Cart

    Sorry, we could not find any results for your search querry.

    Using speech-to-text with OpenClaw

    OpenClaw, previously known as ClawBot and MoltBot, is a personal AI agent that you run on your own infrastructure. You control OpenClaw via a chat app of your choice, such as WhatsApp, and you can also use speech-to-text (STT) and/or text-to-speech (TTS). This means you don’t have to type messages—you can speak to OpenClaw instead. 

    In this guide, we explain how to use speech-to-text with OpenClaw on Ubuntu/Debian, what options are available, and the main trade-offs and benefits.

    • Before you start this guide, make sure you have a VPS/computer/laptop with OpenClaw, and that you’ve completed the onboarding.
       
    • Are you using a local model and want the fastest performance and highest accuracy? Then we recommend 4 CPU cores, but even with 2 CPU cores, STT performs surprisingly well.
     

     

    Which STT options does OpenClaw offer?

     

    OpenClaw essentially has two options for STT: 

    • Gateway voice-note handling (automatic STT): This uses tools.media.audio in your OpenClaw configuration (this is the best option for ‘natural conversation’). OpenClaw automatically chooses the first available provider, unless you’ve configured a specific order: 
      Local CLIs (e.g. local Whisper) → Gemini → OpenAI → Groq → Whisper.cpp CLI → sherpa-onnx, etc.
       
    • Agent skills, namely openai-whisper / openai-whisper-api. These skills teach the agent to run a CLI tool to transcribe an audio file when it decides to use the relevant skill.

     

    STT speed vs accuracy

    Option Speed Accuracy
    OpenAI gpt-4o-mini-transcribe ⭐⭐⭐⭐ ⭐⭐⭐⭐
    OpenAI gpt-4o-transcribe ⭐⭐⭐ ⭐⭐⭐⭐⭐ 
    OpenAI whisper-1 ⭐⭐⭐ ⭐⭐⭐
    Groq whisper-large-v3-turbo ⭐⭐⭐⭐⭐ ⭐⭐⭐⭐
    Groq whisper-large-v3 ⭐⭐⭐⭐⭐ ⭐⭐⭐⭐⭐
    Gemini CLI (gemini) - performance depends on the LLM ⭐→⭐⭐⭐⭐ ⭐→⭐⭐⭐⭐
    Local Whisper.cpp (tiny→large) - depends on model choice ⭐⭐⭐⭐⭐→⭐ ⭐→⭐⭐⭐⭐⭐
    • For the fastest and best overall option, we recommend using gateway voice-note handling and not using skills.
       
    • Do you speak English well?
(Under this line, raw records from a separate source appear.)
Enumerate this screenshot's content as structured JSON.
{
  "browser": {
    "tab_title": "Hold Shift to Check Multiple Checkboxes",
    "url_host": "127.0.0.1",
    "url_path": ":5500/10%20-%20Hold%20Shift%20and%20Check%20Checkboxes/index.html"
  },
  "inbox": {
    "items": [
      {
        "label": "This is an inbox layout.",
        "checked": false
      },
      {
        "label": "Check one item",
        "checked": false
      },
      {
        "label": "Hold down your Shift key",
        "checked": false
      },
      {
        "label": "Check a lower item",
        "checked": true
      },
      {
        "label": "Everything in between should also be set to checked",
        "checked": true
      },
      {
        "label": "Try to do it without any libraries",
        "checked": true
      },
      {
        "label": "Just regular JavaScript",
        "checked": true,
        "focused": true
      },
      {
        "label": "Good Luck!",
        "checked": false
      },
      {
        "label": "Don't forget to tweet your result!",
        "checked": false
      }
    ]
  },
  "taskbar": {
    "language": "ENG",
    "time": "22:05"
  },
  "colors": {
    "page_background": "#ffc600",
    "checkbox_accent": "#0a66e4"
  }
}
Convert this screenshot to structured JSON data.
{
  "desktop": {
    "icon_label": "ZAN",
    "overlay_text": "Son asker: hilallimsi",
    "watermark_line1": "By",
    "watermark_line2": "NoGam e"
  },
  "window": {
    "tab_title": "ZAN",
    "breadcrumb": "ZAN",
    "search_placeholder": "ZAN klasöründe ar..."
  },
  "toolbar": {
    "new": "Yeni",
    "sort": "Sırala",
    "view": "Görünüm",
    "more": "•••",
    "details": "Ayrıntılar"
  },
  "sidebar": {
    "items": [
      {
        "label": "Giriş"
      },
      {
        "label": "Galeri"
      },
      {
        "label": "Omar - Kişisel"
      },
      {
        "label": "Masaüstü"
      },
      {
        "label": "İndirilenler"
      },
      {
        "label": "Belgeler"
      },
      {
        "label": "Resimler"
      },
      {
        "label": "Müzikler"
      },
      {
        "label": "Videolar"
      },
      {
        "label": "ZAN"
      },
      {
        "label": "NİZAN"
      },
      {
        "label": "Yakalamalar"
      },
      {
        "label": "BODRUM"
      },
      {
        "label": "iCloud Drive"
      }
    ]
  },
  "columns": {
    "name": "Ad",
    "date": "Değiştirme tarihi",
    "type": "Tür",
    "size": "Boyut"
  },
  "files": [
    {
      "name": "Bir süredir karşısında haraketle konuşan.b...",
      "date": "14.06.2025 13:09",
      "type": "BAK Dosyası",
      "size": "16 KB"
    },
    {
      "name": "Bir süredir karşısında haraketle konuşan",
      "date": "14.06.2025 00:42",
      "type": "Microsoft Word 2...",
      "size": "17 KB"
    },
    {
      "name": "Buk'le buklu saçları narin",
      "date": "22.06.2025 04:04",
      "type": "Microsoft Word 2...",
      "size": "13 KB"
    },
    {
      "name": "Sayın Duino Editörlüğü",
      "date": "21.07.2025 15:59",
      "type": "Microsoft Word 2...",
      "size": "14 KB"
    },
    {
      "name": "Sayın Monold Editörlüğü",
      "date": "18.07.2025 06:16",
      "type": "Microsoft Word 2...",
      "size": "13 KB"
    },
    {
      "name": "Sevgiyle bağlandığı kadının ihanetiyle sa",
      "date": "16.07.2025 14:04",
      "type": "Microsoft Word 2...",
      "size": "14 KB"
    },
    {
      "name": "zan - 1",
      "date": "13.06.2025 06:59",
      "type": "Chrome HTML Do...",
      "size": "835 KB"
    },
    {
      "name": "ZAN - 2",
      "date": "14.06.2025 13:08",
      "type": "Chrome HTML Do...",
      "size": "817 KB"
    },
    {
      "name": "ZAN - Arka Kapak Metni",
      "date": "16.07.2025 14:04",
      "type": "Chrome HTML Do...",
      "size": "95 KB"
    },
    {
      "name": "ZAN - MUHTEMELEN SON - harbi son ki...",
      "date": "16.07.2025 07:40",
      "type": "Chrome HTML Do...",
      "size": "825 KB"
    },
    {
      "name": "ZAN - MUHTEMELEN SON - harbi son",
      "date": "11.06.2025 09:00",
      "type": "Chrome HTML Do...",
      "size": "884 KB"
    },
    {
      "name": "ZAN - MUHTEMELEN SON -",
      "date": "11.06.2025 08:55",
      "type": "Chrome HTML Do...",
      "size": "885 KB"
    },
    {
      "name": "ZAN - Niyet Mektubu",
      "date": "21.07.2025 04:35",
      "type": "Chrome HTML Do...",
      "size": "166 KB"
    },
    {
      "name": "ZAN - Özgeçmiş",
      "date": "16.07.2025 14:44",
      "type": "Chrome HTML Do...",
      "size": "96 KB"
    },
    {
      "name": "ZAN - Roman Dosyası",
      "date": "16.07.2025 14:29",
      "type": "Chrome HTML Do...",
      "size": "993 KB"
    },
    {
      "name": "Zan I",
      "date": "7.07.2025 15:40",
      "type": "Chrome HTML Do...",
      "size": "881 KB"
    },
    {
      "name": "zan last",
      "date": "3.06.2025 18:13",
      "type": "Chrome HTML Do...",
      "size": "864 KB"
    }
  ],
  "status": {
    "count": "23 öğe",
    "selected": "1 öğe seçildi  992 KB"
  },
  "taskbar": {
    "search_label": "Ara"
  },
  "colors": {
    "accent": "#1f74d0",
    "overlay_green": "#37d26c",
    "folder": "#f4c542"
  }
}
Then we recommend the local model with gateway voice-note handling; even without a GPU and with just 2 CPU cores, this is a remarkably fast and accurate option.
     

     

    The differences between the OpenAI-Whisper and OpenAI-Whisper-API skills

     

    In both cases, the underlying technology is OpenAI’s Whisper STT. However, there are a few important differences:

    OpenAI-whisper OpenAI-whisper-API
    Free Paid
    No API key required Requires an API key from OpenAI
    Performance depends on your own hardware Excellent performance

     

    Configuring gateway voice-note handling STT

     

    Local model (no API)

     

    In this section, you’ll install gateway voice-note handling for STT using a number of components:

    • whisper.cpp: a C++ implementation of Whisper that performs better than ‘standard’ Whisper
    • The Whisper CLI tool. 
    • A quantised model for STT, carefully balancing performance and accuracy. 
    • FFmpeg for compatibility with different types of audio
    • OpenBLAS for a performance boost

     

    Step 1

    Install all dependencies, including tools (where needed), FFmpeg, the associated FFmpeg libraries, and OpenBLAS:

    sudo apt -y update
    sudo apt install -y git cmake build-essential pkg-config ffmpeg libavcodec-dev libavformat-dev libavutil-dev libOpenBLAS-dev

     

    Step 2

    Build Whisper from scratch with FFmpeg and OpenBLAS support. 
    The final command makes the Whisper Command Line Interface (CLI) executable by adding it to a directory included in the PATH environment variable.

    cd /opt
    sudo git clone https://github.com/ggml-org/whisper.cpp.git
    cd whisper.cpp
    sudo cmake -B build -DWHISPER_FFMPEG=yes -DGGML_BLAS=1 -DCMAKE_BUILD_TYPE=Release
    sudo cmake --build build -j 4
    sudo cp -f ./build/bin/whisper-cli /usr/local/bin/whisper-cli

     

    Step 3

    Create a directory to store the STT models and install an STT model. 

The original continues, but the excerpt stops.